The coverage area of the stereo effect in the listening room of the receiving devices in the analogue of the present invention is significantly less than the area of the room. In addition, when moving over the area of the listening room of the listener, the definition points of the "imaginary points of sound emission" are shifted relative to the image on the screen / television / of these points of sound emission.

In the present invention, the coverage area of the stereo effect in the listening room of the receiving devices is not limited, because the stereo effect is created by moving the sound source when switching the speaker number in accordance with the transmitted code, rather than a static system of two speakers as in the analogue, the information of one channel at any time can be in one / or more / sound emitters.

Thus, in the present invention, at any point in the listening room, the points of emission of sound and the images of the same points on the screen are uniquely determined / exact coincidence of the points of sound and video regardless of the movements of the listener /.

7 - the combination of stereo with monophonic broadcasting.

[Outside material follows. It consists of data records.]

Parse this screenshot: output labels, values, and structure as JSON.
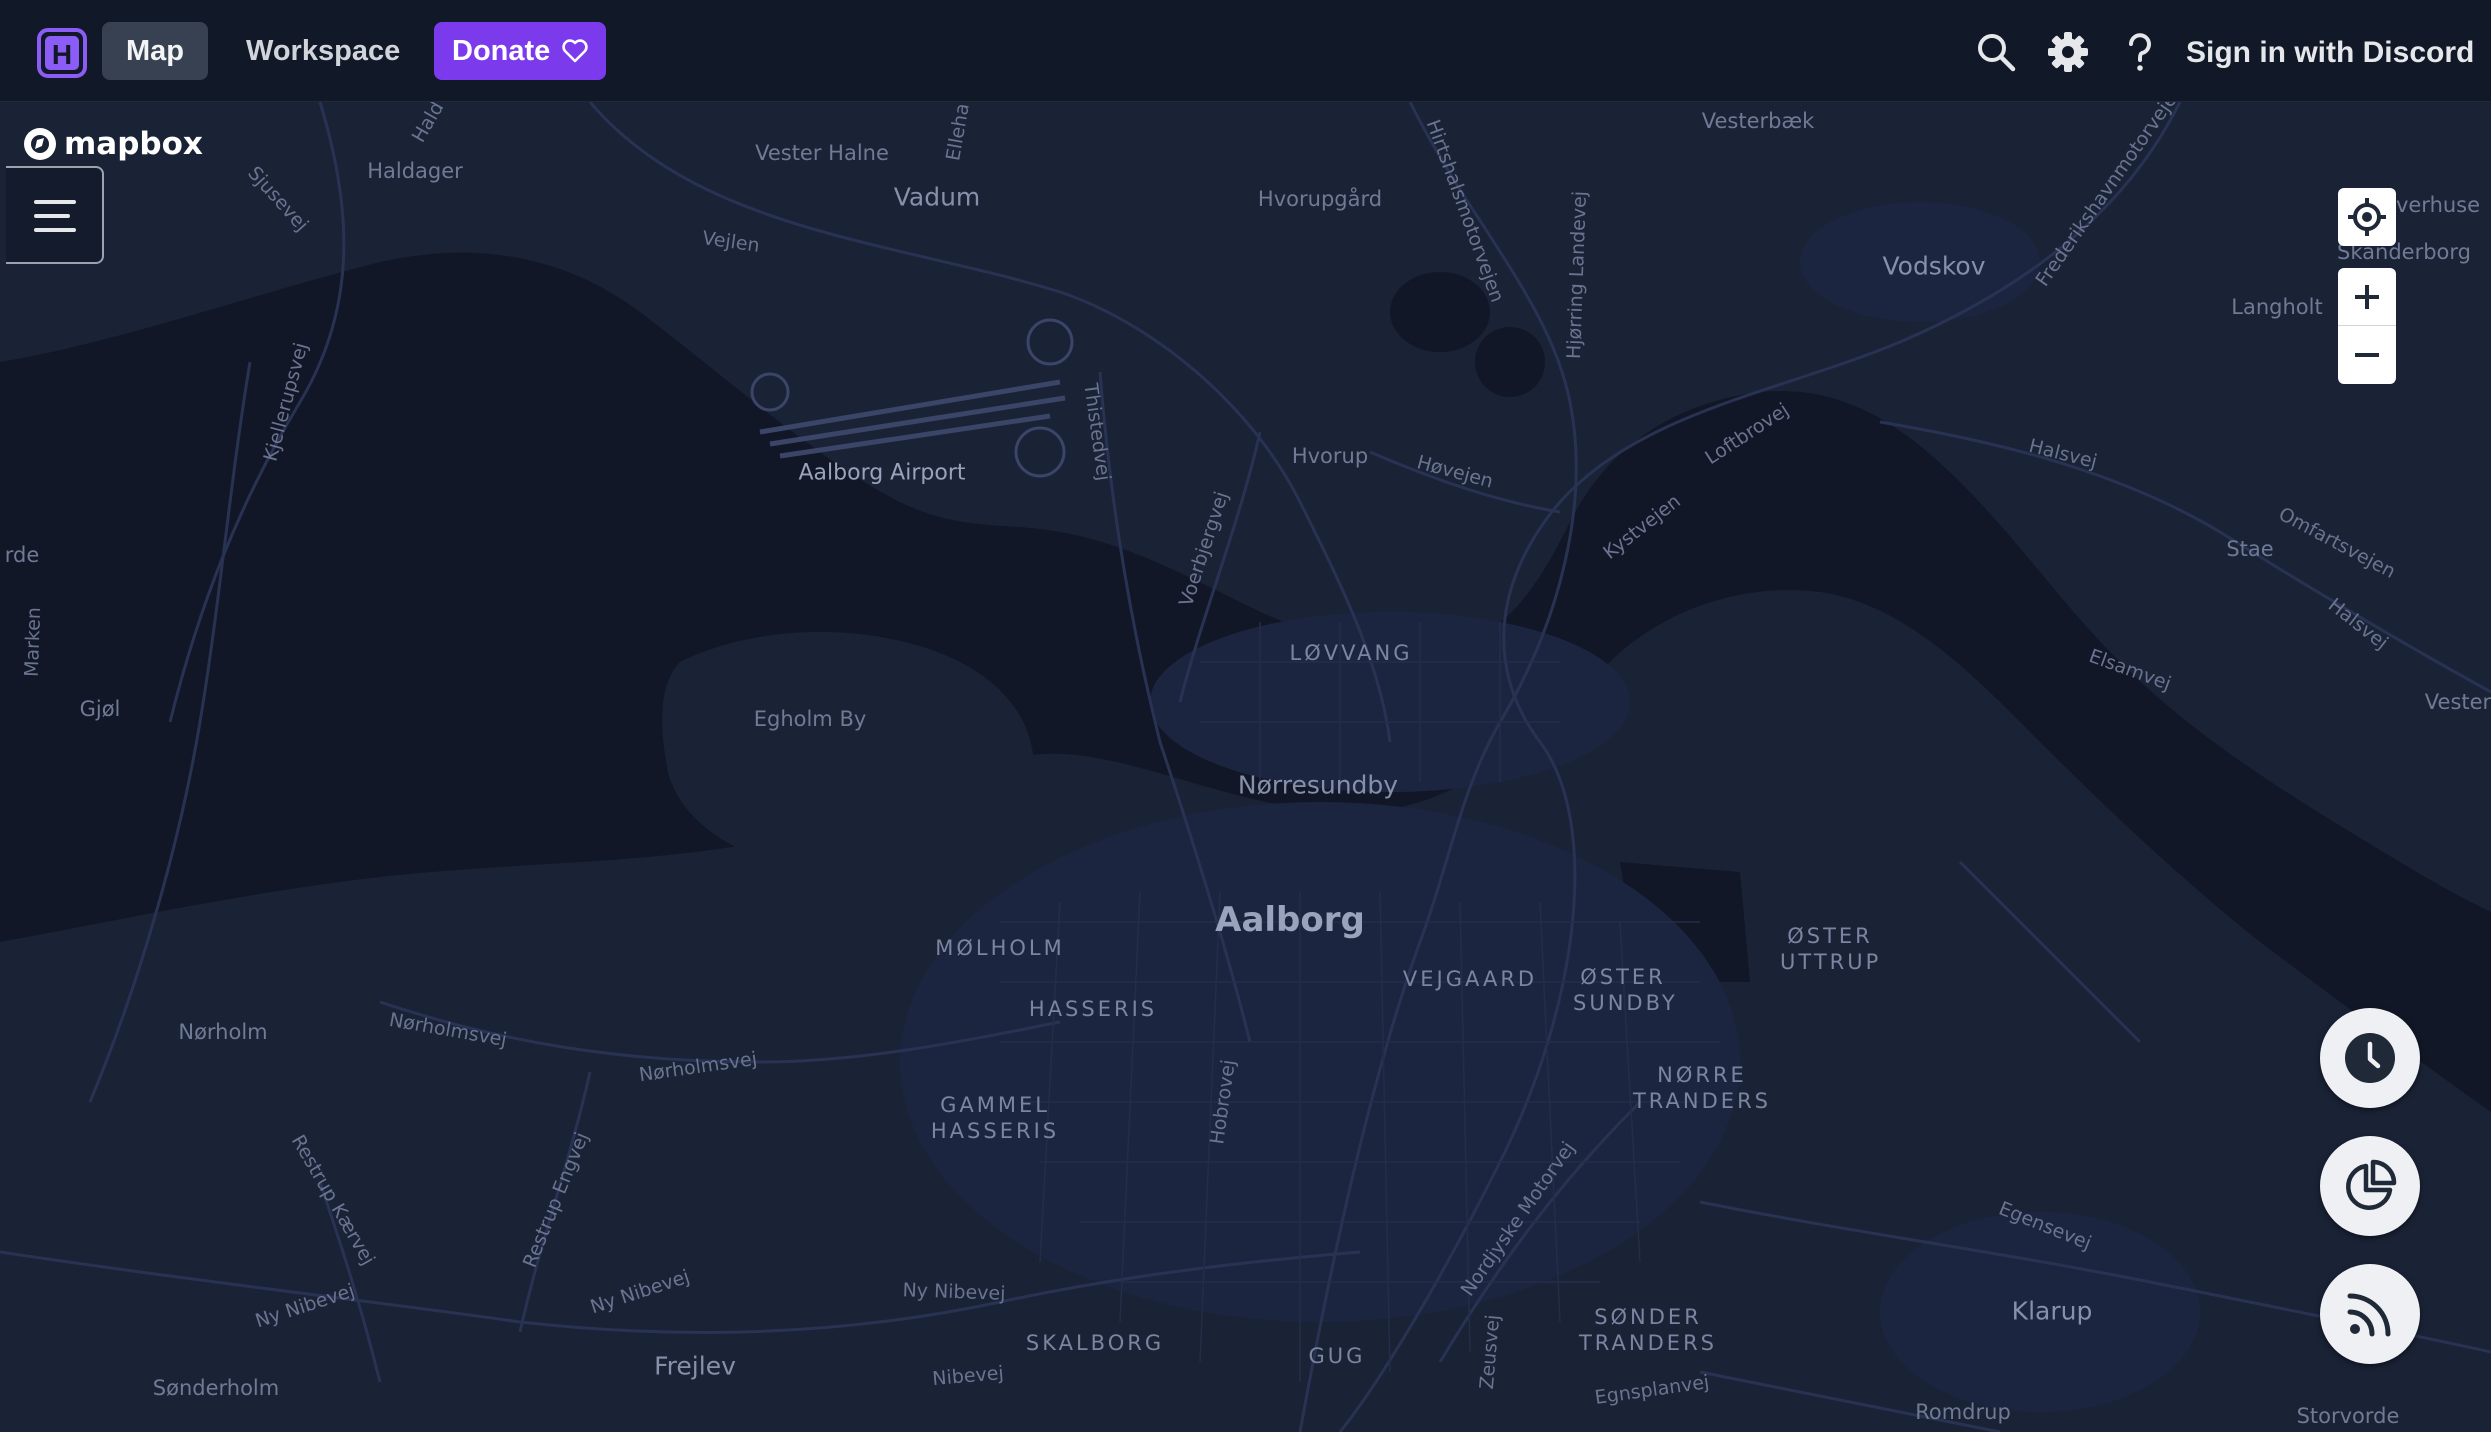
{
  "nav": {
    "map_label": "Map",
    "workspace_label": "Workspace",
    "donate_label": "Donate",
    "signin_label": "Sign in with Discord",
    "logo_letter": "H"
  },
  "map": {
    "attribution_logo": "mapbox",
    "places": {
      "city": [
        "Aalborg"
      ],
      "towns": [
        "Vadum",
        "Vodskov",
        "Nørresundby",
        "Klarup",
        "Frejlev"
      ],
      "villages": [
        "Vester Halne",
        "Haldager",
        "Hvorupgård",
        "Vesterbæk",
        "Langholt",
        "Hvorup",
        "Egholm By",
        "Gjøl",
        "Nørholm",
        "Sønderholm",
        "Stae",
        "Storvorde",
        "Romdrup",
        "Vester",
        "Skanderborg",
        "verhuse",
        "rde"
      ],
      "districts": [
        "LØVVANG",
        "MØLHOLM",
        "HASSERIS",
        "VEJGAARD",
        "ØSTER SUNDBY",
        "ØSTER UTTRUP",
        "NØRRE TRANDERS",
        "GAMMEL HASSERIS",
        "SKALBORG",
        "GUG",
        "SØNDER TRANDERS"
      ],
      "airport": "Aalborg Airport"
    },
    "roads": [
      "Sjusevej",
      "Hald",
      "Elleha",
      "Vejlen",
      "Hirtshalsmotorvejen",
      "Hjørring Landevej",
      "Frederikshavnmotorvejen",
      "Kjellerupsvej",
      "Thistedvej",
      "Voerbjergvej",
      "Hvorup",
      "Høvejen",
      "Loftbrovej",
      "Kystvejen",
      "Halsvej",
      "Omfartsvejen",
      "Elsamvej",
      "Marken",
      "Nørholmsvej",
      "Restrup Kærvej",
      "Restrup Engvej",
      "Ny Nibevej",
      "Nibevej",
      "Hobrovej",
      "Nordjyske Motorvej",
      "Zeusvej",
      "Egnsplanvej",
      "Egensevej"
    ],
    "controls": {
      "locate_icon": "crosshair-icon",
      "zoom_in_icon": "plus-icon",
      "zoom_out_icon": "minus-icon"
    },
    "fabs": [
      "clock-icon",
      "pie-chart-icon",
      "rss-icon"
    ]
  },
  "colors": {
    "topbar_bg": "#111827",
    "active_tab_bg": "#374151",
    "donate_bg": "#7c3aed",
    "logo_accent": "#8b5cf6",
    "land": "#1a2236",
    "water": "#111726"
  }
}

The combination of stereo and monophonic broadcasting in an analogue of the present invention is difficult to implement, leads to a deterioration in the sound quality of the signals perceived by the listener / for example, partial suppression of the subcarrier frequency, algebraic summation of the signals of the left and right stereo channels, etc. /.

In the present invention, the combination of stereo with monophonic broadcasting is carried out when the code cacal and three of the existing four signal channels are turned off. In this case, the volume of sound signals corresponds to the previously set amplitude for monophonic broadcasting (i.e., the volume of sound signals remains unchanged when switching from stereo to monaural broadcasting).

In the present invention, when switching from stereo to monophonic broadcasting, there is no deterioration in sound quality, because transformations of the useful signal leading to a change in the spectrum of / also in the reverse transition are excluded.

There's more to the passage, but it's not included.